Friday, March 23, 2012

the big debate

No, I'm not talking politics, but most of you will probably find this to be about as boring as that.

I'm trying to decide which state to claim residency to. I have always claimed Kansas. My house is there, the majority of my possessions are there, and up until this past year, my car was even left there while I was away. I'm away more than I'm there. I'm technically living in Nevada, which would be great to claim, due to no state income tax, but it's a big decision. A little scary and I don't make decisions lightly. I'd hate to switch and then a few months later, turn around and have to switch again. What a mess. How long am I staying here? I have no clue. I like it here. I've made some friends and connections, am working on a few projects, but I still have no 'employer'. No steady income.

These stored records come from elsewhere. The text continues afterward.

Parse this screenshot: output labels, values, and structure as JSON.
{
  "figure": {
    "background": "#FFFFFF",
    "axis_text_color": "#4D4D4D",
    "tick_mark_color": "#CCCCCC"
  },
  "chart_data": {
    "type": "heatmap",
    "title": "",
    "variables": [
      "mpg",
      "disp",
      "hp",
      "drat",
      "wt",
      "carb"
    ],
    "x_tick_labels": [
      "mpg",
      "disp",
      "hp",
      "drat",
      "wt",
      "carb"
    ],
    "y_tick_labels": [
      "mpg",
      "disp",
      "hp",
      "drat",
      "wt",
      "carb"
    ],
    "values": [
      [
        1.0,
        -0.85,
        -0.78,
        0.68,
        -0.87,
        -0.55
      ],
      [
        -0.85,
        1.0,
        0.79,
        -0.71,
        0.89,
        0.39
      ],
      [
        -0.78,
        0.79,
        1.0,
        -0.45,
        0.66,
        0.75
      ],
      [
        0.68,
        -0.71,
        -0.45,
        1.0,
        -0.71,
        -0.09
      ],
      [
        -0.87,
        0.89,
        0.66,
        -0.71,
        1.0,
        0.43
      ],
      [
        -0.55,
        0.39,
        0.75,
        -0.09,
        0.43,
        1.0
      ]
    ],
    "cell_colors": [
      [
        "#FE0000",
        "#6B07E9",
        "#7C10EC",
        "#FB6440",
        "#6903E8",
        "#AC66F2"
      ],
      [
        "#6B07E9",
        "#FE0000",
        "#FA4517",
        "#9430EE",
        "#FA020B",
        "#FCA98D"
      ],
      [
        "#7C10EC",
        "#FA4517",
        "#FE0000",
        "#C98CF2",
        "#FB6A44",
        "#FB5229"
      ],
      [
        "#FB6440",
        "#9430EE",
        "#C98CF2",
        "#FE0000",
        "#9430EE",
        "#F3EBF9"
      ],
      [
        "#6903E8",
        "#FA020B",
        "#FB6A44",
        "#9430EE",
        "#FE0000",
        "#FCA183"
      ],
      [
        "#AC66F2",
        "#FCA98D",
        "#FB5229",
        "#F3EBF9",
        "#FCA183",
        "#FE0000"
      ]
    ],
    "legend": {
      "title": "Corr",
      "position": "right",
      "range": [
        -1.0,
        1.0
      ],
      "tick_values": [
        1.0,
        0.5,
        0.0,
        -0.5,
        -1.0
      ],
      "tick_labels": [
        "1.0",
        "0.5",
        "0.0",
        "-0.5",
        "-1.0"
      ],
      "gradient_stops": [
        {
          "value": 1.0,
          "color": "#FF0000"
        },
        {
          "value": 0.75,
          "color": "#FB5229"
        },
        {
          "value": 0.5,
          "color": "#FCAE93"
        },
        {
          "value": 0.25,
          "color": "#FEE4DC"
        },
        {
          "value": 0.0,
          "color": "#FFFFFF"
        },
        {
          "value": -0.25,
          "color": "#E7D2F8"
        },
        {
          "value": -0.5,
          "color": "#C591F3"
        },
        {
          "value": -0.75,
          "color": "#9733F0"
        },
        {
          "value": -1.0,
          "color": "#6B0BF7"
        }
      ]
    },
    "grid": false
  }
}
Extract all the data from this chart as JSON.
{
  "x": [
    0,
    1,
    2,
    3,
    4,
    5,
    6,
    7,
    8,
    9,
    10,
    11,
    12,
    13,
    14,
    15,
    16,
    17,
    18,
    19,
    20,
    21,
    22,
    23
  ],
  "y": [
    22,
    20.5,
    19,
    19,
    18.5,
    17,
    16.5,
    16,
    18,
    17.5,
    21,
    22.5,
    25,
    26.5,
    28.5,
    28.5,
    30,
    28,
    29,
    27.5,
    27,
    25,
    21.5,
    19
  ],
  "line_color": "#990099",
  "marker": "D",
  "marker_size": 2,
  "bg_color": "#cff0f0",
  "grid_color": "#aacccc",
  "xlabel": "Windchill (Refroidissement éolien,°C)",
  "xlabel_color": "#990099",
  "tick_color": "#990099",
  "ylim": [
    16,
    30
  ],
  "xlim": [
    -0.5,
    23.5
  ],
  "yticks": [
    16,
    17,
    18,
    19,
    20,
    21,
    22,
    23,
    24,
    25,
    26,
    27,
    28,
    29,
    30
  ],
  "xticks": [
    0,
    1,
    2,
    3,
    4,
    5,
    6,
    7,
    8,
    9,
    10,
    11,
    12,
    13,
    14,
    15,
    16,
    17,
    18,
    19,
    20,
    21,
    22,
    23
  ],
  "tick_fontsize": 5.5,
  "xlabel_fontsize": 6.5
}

Kansas is not where I want to live. Well, it's not at the top of my list anyway. If I needed to move back there, I'd be alright with that, but I'm enjoying being away. I just feel split. I don't want to sell my house. It's my home. It's mine. If I sell it, I know I won't be approved to buy another one. I do day dream about living in my house again...if only I could move it here without the mortgage increasing.

Back to reality. My car tag is due this month. Or should I say, next week. I have been putting off registering it because I can't decide if I should just continue to keep it registered in Kansas or register it in Nevada. If I register my car, then that changes my insurance and drivers license and therefore my residency. It's EASIER to just stick with Kansas, but not sure I should. My taxes are already a mess with a house in Kansas, self employeement, and did I mention I do them myself. ick

Do I take the leap and claim Nevada? How will that effect my independent business? I wish small business tax consultants were cheaper. Or that I knew one here in Nevada that I could trust.

I know no one else cares, but these thoughts have been consuming me lately. I was hoping this might help me work through them. Not so lucky. I need to make a decision quick.